Она яростно затрясла головой.
— Нет, живет. Его земное присутствие сохранилось в месте, где он был рожден, где он жил. Его душа смотрит на нас с небес. Если мы съедем отсюда, он не сможет нас найти.
— Умоляю, не надо расстраиваться. Мы заберем его с собой, в наших сердцах.
— Нет, мистер Холдсворт.
Мария сложила руки на коленях. Она была маленькой спокойной женщиной, очень опрятной и самодостаточной.
— Я должна остаться со своим сыном.
Холдсворт взял ее холодные руки, безучастно лежавшие на коленях. Она даже не взглянула на него. Ему было все равно, что типография погибла, что остатки магазина на Лиденхолл-стрит в течение недели пойдут с молотка и что вырученных денег, возможно, не хватит даже на покрытие долгов. Но ему было не все равно, что его жена стала возлюбленной незнакомкой.
— Мария, у нас впереди еще несколько недель, чтобы свыкнуться с этой мыслью. Мы все обговорим, решим, когда и как вернемся сюда, если ты этого хочешь. В конце концов, мы можем ходить мимо дома, когда пожелаем, хотя и не заходя внутрь. Постепенно мы вполне свыкнемся с этой мыслью.
— Джорджи передает папе свою самую горячую любовь, — Мария лепетала, как ребенок. — Он говорит, что мама и папа не должны покидать его обожаемый дом.
Холдсворт ударил жену, и она скорчилась в углу гостиной. Он сломал стул и высунул кулак в окно, которое выходило на реку.

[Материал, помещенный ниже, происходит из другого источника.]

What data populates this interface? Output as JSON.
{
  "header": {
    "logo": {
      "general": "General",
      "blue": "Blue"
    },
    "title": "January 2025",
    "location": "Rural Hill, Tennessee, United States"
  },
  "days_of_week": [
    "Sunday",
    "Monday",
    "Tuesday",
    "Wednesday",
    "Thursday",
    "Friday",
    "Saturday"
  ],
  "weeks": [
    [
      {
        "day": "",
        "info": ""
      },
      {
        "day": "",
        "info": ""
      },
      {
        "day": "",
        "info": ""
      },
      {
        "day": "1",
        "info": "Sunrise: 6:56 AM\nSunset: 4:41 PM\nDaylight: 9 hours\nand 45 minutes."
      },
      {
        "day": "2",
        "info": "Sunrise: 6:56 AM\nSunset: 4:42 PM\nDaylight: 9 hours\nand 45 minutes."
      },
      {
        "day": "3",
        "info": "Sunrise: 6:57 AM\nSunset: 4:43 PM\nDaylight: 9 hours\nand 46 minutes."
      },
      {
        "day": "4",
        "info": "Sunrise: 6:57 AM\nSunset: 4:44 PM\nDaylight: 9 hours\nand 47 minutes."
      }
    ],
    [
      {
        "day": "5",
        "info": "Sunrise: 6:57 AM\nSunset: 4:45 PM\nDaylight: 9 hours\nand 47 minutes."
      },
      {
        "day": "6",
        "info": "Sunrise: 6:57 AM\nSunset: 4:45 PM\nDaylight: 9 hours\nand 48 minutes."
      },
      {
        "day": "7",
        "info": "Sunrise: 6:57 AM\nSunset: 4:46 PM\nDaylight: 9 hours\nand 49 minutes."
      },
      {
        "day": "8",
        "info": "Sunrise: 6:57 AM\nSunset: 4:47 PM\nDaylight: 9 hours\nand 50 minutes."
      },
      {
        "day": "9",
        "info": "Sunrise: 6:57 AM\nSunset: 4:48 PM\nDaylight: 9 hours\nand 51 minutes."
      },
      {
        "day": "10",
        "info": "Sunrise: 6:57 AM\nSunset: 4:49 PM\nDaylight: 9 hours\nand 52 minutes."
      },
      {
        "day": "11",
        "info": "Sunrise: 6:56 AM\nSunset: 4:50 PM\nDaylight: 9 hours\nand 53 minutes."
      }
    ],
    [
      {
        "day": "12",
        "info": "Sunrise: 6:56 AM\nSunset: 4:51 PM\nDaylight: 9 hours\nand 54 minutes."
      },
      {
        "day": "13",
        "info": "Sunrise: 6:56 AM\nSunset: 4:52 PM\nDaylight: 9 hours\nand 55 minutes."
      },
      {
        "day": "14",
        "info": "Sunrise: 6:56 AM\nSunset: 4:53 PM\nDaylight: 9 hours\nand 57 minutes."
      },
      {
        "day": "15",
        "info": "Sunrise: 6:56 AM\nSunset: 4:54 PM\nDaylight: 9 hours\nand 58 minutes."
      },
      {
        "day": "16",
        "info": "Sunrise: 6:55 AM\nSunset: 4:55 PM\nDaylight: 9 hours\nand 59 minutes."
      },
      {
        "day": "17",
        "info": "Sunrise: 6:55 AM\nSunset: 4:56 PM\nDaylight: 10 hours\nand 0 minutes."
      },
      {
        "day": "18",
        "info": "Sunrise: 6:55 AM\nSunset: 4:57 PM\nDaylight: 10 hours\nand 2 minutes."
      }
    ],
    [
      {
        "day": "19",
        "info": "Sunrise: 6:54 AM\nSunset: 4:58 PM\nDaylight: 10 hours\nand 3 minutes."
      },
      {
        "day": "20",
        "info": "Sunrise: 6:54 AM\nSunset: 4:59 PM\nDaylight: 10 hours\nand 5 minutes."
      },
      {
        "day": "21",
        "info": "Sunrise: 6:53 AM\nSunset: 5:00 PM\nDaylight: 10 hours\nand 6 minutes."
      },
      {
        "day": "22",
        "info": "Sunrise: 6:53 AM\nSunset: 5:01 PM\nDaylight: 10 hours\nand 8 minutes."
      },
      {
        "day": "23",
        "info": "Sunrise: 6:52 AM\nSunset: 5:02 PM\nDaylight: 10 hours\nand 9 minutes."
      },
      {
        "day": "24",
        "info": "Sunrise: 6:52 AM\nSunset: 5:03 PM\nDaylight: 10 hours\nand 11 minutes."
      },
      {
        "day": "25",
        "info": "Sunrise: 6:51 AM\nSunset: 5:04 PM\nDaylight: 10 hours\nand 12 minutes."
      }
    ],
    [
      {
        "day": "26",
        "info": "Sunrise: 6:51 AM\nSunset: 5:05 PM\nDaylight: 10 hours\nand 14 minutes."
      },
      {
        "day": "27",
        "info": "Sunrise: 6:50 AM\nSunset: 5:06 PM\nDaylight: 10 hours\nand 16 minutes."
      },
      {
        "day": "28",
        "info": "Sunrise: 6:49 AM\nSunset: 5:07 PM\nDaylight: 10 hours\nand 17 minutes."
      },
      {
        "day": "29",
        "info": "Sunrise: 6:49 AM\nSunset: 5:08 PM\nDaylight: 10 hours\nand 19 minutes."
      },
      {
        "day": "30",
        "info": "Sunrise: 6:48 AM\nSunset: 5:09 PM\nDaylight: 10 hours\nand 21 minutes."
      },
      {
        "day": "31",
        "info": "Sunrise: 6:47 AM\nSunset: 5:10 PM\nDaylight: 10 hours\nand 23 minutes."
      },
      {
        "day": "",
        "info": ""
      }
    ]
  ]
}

Он никогда раньше не бил Марию и никогда больше не ударит. После стоял в гостиной, и кровь бежала по руке — он ободрал костяшки пальцев о зубы жены. Он плакал, впервые с тех пор, как был ребенком. Мария глядела на него с пола; ее глаза были полны боли и удивления. Она коснулась головы и уставилась на кровь на своих пальцах. На ее губах тоже кровь, которая запачкала голые доски пола. Кто бы мог подумать, что один удар причинит столько вреда?
Холдсворт поднял жену, принялся целовать и обнимать ее и говорить, что, конечно же, скоро они воссоединятся на небесах, все трое. Но было уже слишком поздно.
Той ночью они легли спать рано. К своему облегчению, Холдсворт крепко уснул. Сон был последним прибежищем, которое у него оставалось, и, кувырнувшись в него, он жадно распахнул ему объятия. Утром он проснулся от громкого стука во входную дверь. Мария больше не лежала рядом с ним на кровати, где Джорджи был зачат и рожден. Она утонула у Козьей пристани.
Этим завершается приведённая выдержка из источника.